苦戦続きのオートバックス なぜイエローハットに勝てなくなったのか

国内カー用品最大手オートバックスの店頭で、ある商品が売れに売れている。

その商品名は「ペダルの見張り番」、車に後付けする誤発進防止装置だ。価格は4万3000円(取り付け工賃、
税込み)と決して安くはないが、2016年末の発売後、売れ行きは好調で品切れ状態が続いている。

オートバックスの店頭では、安全のために親の車に装着したいという子どもと、「まだ付けなくて大丈夫だ」
と親がレジの前で言い争う光景が見受けられるという。

(中略)

オートバックスにとってさらに”ショック”だったのは売上高で半分強の規模であった業界2位のイエローハット
営業利益額で抜かれてしまったことだ。

イエローハットは2007年度と2008年度に2期連続の最終赤字に転落。その後、構造改革に取り組み、小規模店舗の
機動力を生かし、タイヤに特化した低コスト運営を徹底してきた。

営業利益はV字回復を果たし、2014年度からオートバックスを上回る水準をたたき出している。

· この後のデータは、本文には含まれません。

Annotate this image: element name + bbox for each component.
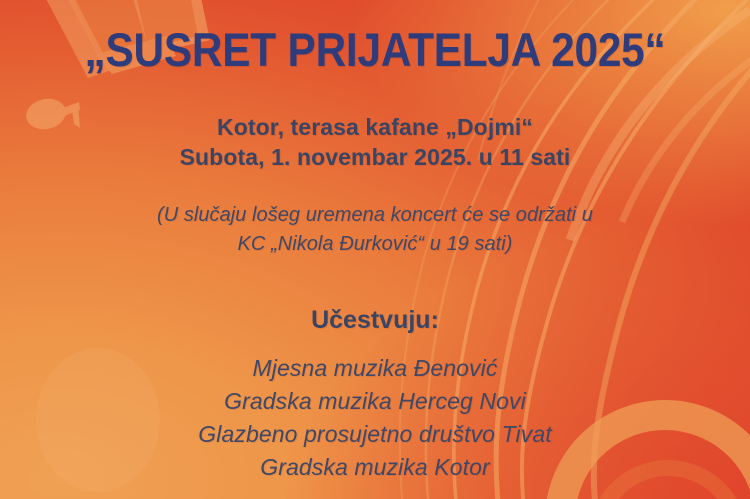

2016年にオートバックスのトップに就任した小林社長は、足元で在庫改革を推進。さらに2014年に発表していた
中期経営計画を1年前倒しで打ち切ることを決めた。

5月の本決算と同時に公表する新たな中期経営計画では、車検・整備や車買い取り・販売といったカー用品の
減少を補う事業の育成はもちろんのこと、カー用品事業の商品についても、先述の「ペダルの見張り番」といった
ユニークな提案で商品力を取り戻す構えだ。

「自動運転やコネクティッドカーのような進化した車と進化していない車が混在するこの先10年はすごくチャンスがある。
既存の車に後付けできる安全や通信の商品を提案することで、マーケットを開拓していく」(小林社長)。

営業利益額でイエローハットを下回るのは3期連続のこととなる。こうした劣勢を挽回するには、魅力的な商品開発に加え、
次期中期経営計画でどこまで店舗改革に踏み込めるかがカギとなる。